他並沒有處罰江言卿,甚至沒有把他關起來聽候發落,他緊緊抱著姜柔,似是將要把她融入骨血,姜柔想要抗拒卻沒有力氣。

江言卿感覺到前所未有的壓迫感,上位者的威壓使他冷汗涔涔,不由有些懼怕的後退半步。卻見季玨闊步走到江言卿身側,回頭狹長的鳳眼冷冷瞥了他一眼。

僅僅只是一眼,他便感覺到濃濃的殺意,但這一眼之後,他卻朝外走去,微光照在他身上,仿佛一個冰冷的神祇。

他把她抱進懷中,再一步步走向馬車,她只能看到他俊美的側臉,緊抿的薄唇,鴉羽般的長睫,還有天光暗淡時照在他臉上投下的一片陰影,神色晦暗不明。

馬車一路顛簸,姜柔感受到季玨周身的冷冽氣氛,不由得縮了縮身體,然而季玨看著她,不知在思考什麽,眉頭微蹙。

姜柔實在不喜歡他什麽都不說的樣子,他發洩出來,哪怕打她,也比現在這種一言不發風雨欲來的感覺要好。

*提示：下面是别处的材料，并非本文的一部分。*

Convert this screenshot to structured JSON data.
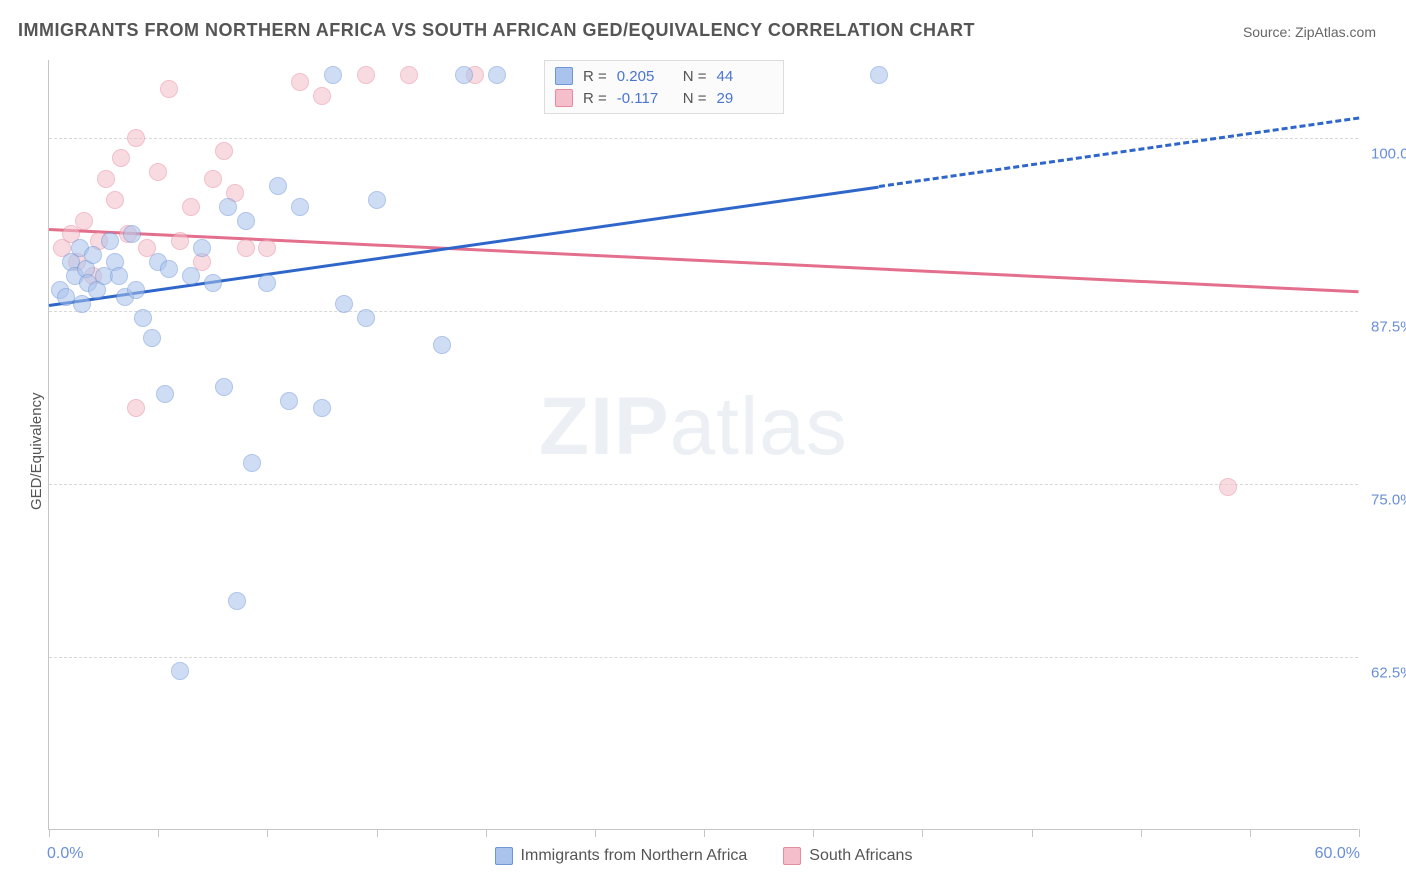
{
  "title": "IMMIGRANTS FROM NORTHERN AFRICA VS SOUTH AFRICAN GED/EQUIVALENCY CORRELATION CHART",
  "source_prefix": "Source: ",
  "source_name": "ZipAtlas.com",
  "chart": {
    "type": "scatter",
    "x_axis": {
      "min": 0.0,
      "max": 60.0,
      "label_min": "0.0%",
      "label_max": "60.0%",
      "ticks": [
        0,
        5,
        10,
        15,
        20,
        25,
        30,
        35,
        40,
        45,
        50,
        55,
        60
      ]
    },
    "y_axis": {
      "min": 50.0,
      "max": 105.6,
      "title": "GED/Equivalency",
      "grid": [
        62.5,
        75.0,
        87.5,
        100.0
      ],
      "tick_labels": [
        "62.5%",
        "75.0%",
        "87.5%",
        "100.0%"
      ]
    },
    "background_color": "#ffffff",
    "grid_color": "#d8d8d8",
    "axis_color": "#c5c5c5",
    "text_color_axis": "#6a8fd8",
    "marker_radius": 9,
    "marker_opacity": 0.55,
    "series": [
      {
        "id": "northern_africa",
        "label": "Immigrants from Northern Africa",
        "color_fill": "#a9c3ec",
        "color_stroke": "#6d95d8",
        "R": "0.205",
        "N": "44",
        "trend": {
          "y_at_xmin": 88.0,
          "y_at_xmax": 101.5,
          "solid_until_x": 38.0,
          "color": "#2f66c9",
          "width": 3
        },
        "points": [
          {
            "x": 0.5,
            "y": 89.0
          },
          {
            "x": 0.8,
            "y": 88.5
          },
          {
            "x": 1.0,
            "y": 91.0
          },
          {
            "x": 1.2,
            "y": 90.0
          },
          {
            "x": 1.4,
            "y": 92.0
          },
          {
            "x": 1.5,
            "y": 88.0
          },
          {
            "x": 1.7,
            "y": 90.5
          },
          {
            "x": 1.8,
            "y": 89.5
          },
          {
            "x": 2.0,
            "y": 91.5
          },
          {
            "x": 2.2,
            "y": 89.0
          },
          {
            "x": 2.5,
            "y": 90.0
          },
          {
            "x": 2.8,
            "y": 92.5
          },
          {
            "x": 3.0,
            "y": 91.0
          },
          {
            "x": 3.2,
            "y": 90.0
          },
          {
            "x": 3.5,
            "y": 88.5
          },
          {
            "x": 3.8,
            "y": 93.0
          },
          {
            "x": 4.0,
            "y": 89.0
          },
          {
            "x": 4.3,
            "y": 87.0
          },
          {
            "x": 4.7,
            "y": 85.5
          },
          {
            "x": 5.0,
            "y": 91.0
          },
          {
            "x": 5.3,
            "y": 81.5
          },
          {
            "x": 5.5,
            "y": 90.5
          },
          {
            "x": 6.0,
            "y": 61.5
          },
          {
            "x": 6.5,
            "y": 90.0
          },
          {
            "x": 7.0,
            "y": 92.0
          },
          {
            "x": 7.5,
            "y": 89.5
          },
          {
            "x": 8.0,
            "y": 82.0
          },
          {
            "x": 8.2,
            "y": 95.0
          },
          {
            "x": 8.6,
            "y": 66.5
          },
          {
            "x": 9.0,
            "y": 94.0
          },
          {
            "x": 9.3,
            "y": 76.5
          },
          {
            "x": 10.0,
            "y": 89.5
          },
          {
            "x": 10.5,
            "y": 96.5
          },
          {
            "x": 11.0,
            "y": 81.0
          },
          {
            "x": 11.5,
            "y": 95.0
          },
          {
            "x": 12.5,
            "y": 80.5
          },
          {
            "x": 13.5,
            "y": 88.0
          },
          {
            "x": 14.5,
            "y": 87.0
          },
          {
            "x": 15.0,
            "y": 95.5
          },
          {
            "x": 18.0,
            "y": 85.0
          },
          {
            "x": 19.0,
            "y": 104.5
          },
          {
            "x": 20.5,
            "y": 104.5
          },
          {
            "x": 38.0,
            "y": 104.5
          },
          {
            "x": 13.0,
            "y": 104.5
          }
        ]
      },
      {
        "id": "south_africans",
        "label": "South Africans",
        "color_fill": "#f4bfca",
        "color_stroke": "#e88ba0",
        "R": "-0.117",
        "N": "29",
        "trend": {
          "y_at_xmin": 93.5,
          "y_at_xmax": 89.0,
          "solid_until_x": 60.0,
          "color": "#e36f8c",
          "width": 3
        },
        "points": [
          {
            "x": 0.6,
            "y": 92.0
          },
          {
            "x": 1.0,
            "y": 93.0
          },
          {
            "x": 1.3,
            "y": 91.0
          },
          {
            "x": 1.6,
            "y": 94.0
          },
          {
            "x": 2.0,
            "y": 90.0
          },
          {
            "x": 2.3,
            "y": 92.5
          },
          {
            "x": 2.6,
            "y": 97.0
          },
          {
            "x": 3.0,
            "y": 95.5
          },
          {
            "x": 3.3,
            "y": 98.5
          },
          {
            "x": 3.6,
            "y": 93.0
          },
          {
            "x": 4.0,
            "y": 100.0
          },
          {
            "x": 4.0,
            "y": 80.5
          },
          {
            "x": 4.5,
            "y": 92.0
          },
          {
            "x": 5.0,
            "y": 97.5
          },
          {
            "x": 5.5,
            "y": 103.5
          },
          {
            "x": 6.0,
            "y": 92.5
          },
          {
            "x": 6.5,
            "y": 95.0
          },
          {
            "x": 7.0,
            "y": 91.0
          },
          {
            "x": 7.5,
            "y": 97.0
          },
          {
            "x": 8.0,
            "y": 99.0
          },
          {
            "x": 8.5,
            "y": 96.0
          },
          {
            "x": 9.0,
            "y": 92.0
          },
          {
            "x": 10.0,
            "y": 92.0
          },
          {
            "x": 11.5,
            "y": 104.0
          },
          {
            "x": 12.5,
            "y": 103.0
          },
          {
            "x": 14.5,
            "y": 104.5
          },
          {
            "x": 16.5,
            "y": 104.5
          },
          {
            "x": 19.5,
            "y": 104.5
          },
          {
            "x": 54.0,
            "y": 74.8
          }
        ]
      }
    ],
    "legend_top_labels": {
      "R_prefix": "R = ",
      "N_prefix": "N = "
    },
    "watermark": {
      "bold": "ZIP",
      "rest": "atlas"
    }
  }
}
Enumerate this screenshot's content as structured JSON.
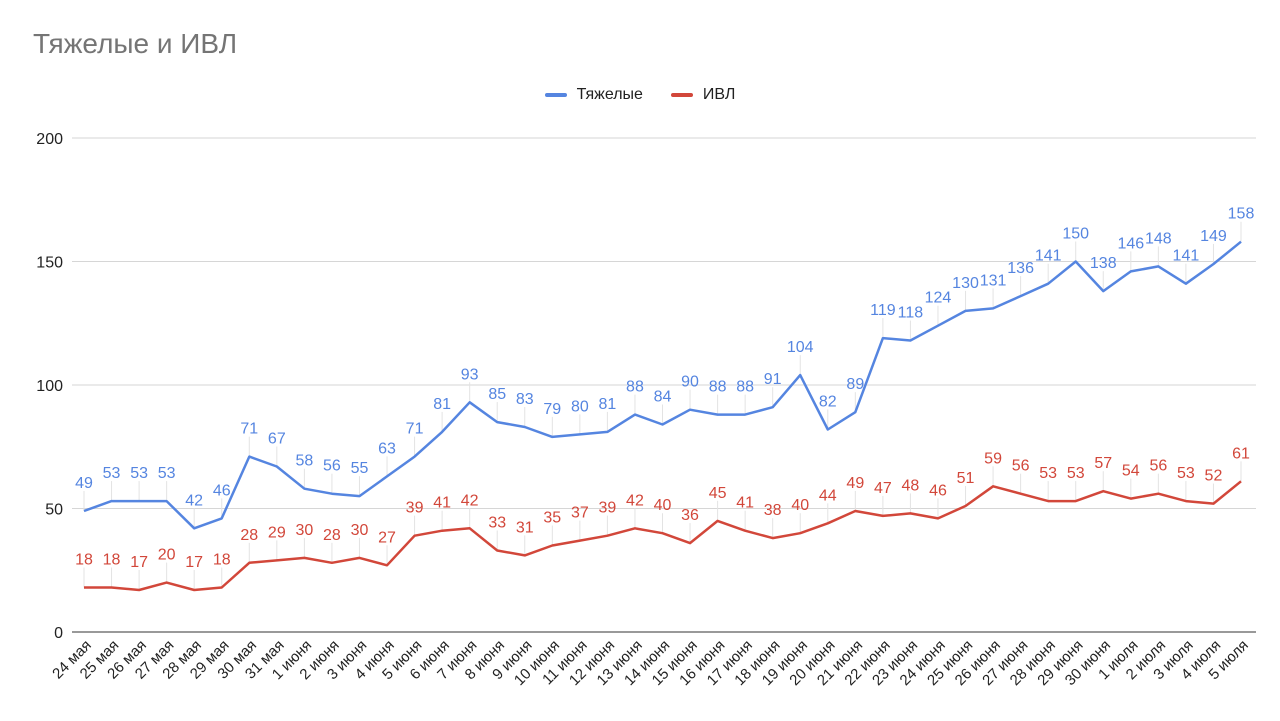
{
  "chart_data": {
    "type": "line",
    "title": "Тяжелые и ИВЛ",
    "legend_position": "top-center",
    "grid": true,
    "ylim": [
      0,
      200
    ],
    "yticks": [
      0,
      50,
      100,
      150,
      200
    ],
    "categories": [
      "24 мая",
      "25 мая",
      "26 мая",
      "27 мая",
      "28 мая",
      "29 мая",
      "30 мая",
      "31 мая",
      "1 июня",
      "2 июня",
      "3 июня",
      "4 июня",
      "5 июня",
      "6 июня",
      "7 июня",
      "8 июня",
      "9 июня",
      "10 июня",
      "11 июня",
      "12 июня",
      "13 июня",
      "14 июня",
      "15 июня",
      "16 июня",
      "17 июня",
      "18 июня",
      "19 июня",
      "20 июня",
      "21 июня",
      "22 июня",
      "23 июня",
      "24 июня",
      "25 июня",
      "26 июня",
      "27 июня",
      "28 июня",
      "29 июня",
      "30 июня",
      "1 июля",
      "2 июля",
      "3 июля",
      "4 июля",
      "5 июля"
    ],
    "series": [
      {
        "name": "Тяжелые",
        "color": "#5585e0",
        "values": [
          49,
          53,
          53,
          53,
          42,
          46,
          71,
          67,
          58,
          56,
          55,
          63,
          71,
          81,
          93,
          85,
          83,
          79,
          80,
          81,
          88,
          84,
          90,
          88,
          88,
          91,
          104,
          82,
          89,
          119,
          118,
          124,
          130,
          131,
          136,
          141,
          150,
          138,
          146,
          148,
          141,
          149,
          158
        ]
      },
      {
        "name": "ИВЛ",
        "color": "#d2473a",
        "values": [
          18,
          18,
          17,
          20,
          17,
          18,
          28,
          29,
          30,
          28,
          30,
          27,
          39,
          41,
          42,
          33,
          31,
          35,
          37,
          39,
          42,
          40,
          36,
          45,
          41,
          38,
          40,
          44,
          49,
          47,
          48,
          46,
          51,
          59,
          56,
          53,
          53,
          57,
          54,
          56,
          53,
          52,
          61
        ]
      }
    ]
  }
}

姜柔此刻有些害怕他,手指緊緊捏著衣袖,可轉頭她便想到,她又沒有做什麽,又何必心虛呢,況且即便真做了什麽,他已經和她沒關系了不是嗎那她就更沒必要心虛了。

她找了一個自以為理直氣壯的姿勢坐在馬車一側,不想靠他太近,然而季玨卻是步步緊逼,靠近她,還緊緊握著她的手。

感受到她手指的振顫,他絲毫未覺是姜柔在怕自己,而是覺得姜柔方才被困太過害怕了。

他給了她一個安慰的眼神道:“是我疏忽了,一切都過去了。”

姜柔不置可否,索性閉眼不去看他。

沈默良久,卻聽季玨突然道:“把這次你受困的過程告訴我,孤會處置她們。”

姜柔並不覺得他會為自己出氣,畢竟先前他那般寵虞容,怎會為自己與她鬧僵。

姜柔把臉撇向一邊,不想與他多費口舌。

季玨卻註意到了她的情緒。

季玨道:“你不信我?”

姜柔睜眼,在季玨眼中看到了確信的意味。

這下姜柔也不再躲避他的目光,而是直視他,不卑不亢道:“是,我就是不信你,你會為了她處置我,豈會為了我處置她?”

“我與她不過逢場作戲,怎能當真?”季玨註意到姜柔話語中的怨念,輕笑道。

“你也說過,你與我只是逢場作戲。”姜柔看著他,眼中不帶絲毫感情。

這下季玨便徹底啞口無言。

想起之前確實為了虞容傷害過姜柔,可那都是權宜之計,他只是想穩住局勢,不讓二皇子和虞相密謀在一起。還是為了更輕松的獲得虞相的支持,可無論如何他已經做出來了,高傲如他又怎麽可能低頭。

就在氣氛有些微妙之際,姜柔卻開了口,將經過一五一十的與季玨說了。

她告訴他,並非因為她信任他,而是哪怕有機器微小的可能,她也不想讓傷害她的人得逞,許是窩囊了許久的緣故,她也想報覆回去,即便季玨不幫她,她也會為自己計較,用自己的努力去報覆虞容。

若是從前的姜柔,很有可能因為大度或者差異太過懸殊而放棄,而如今她打算為自己計較一番。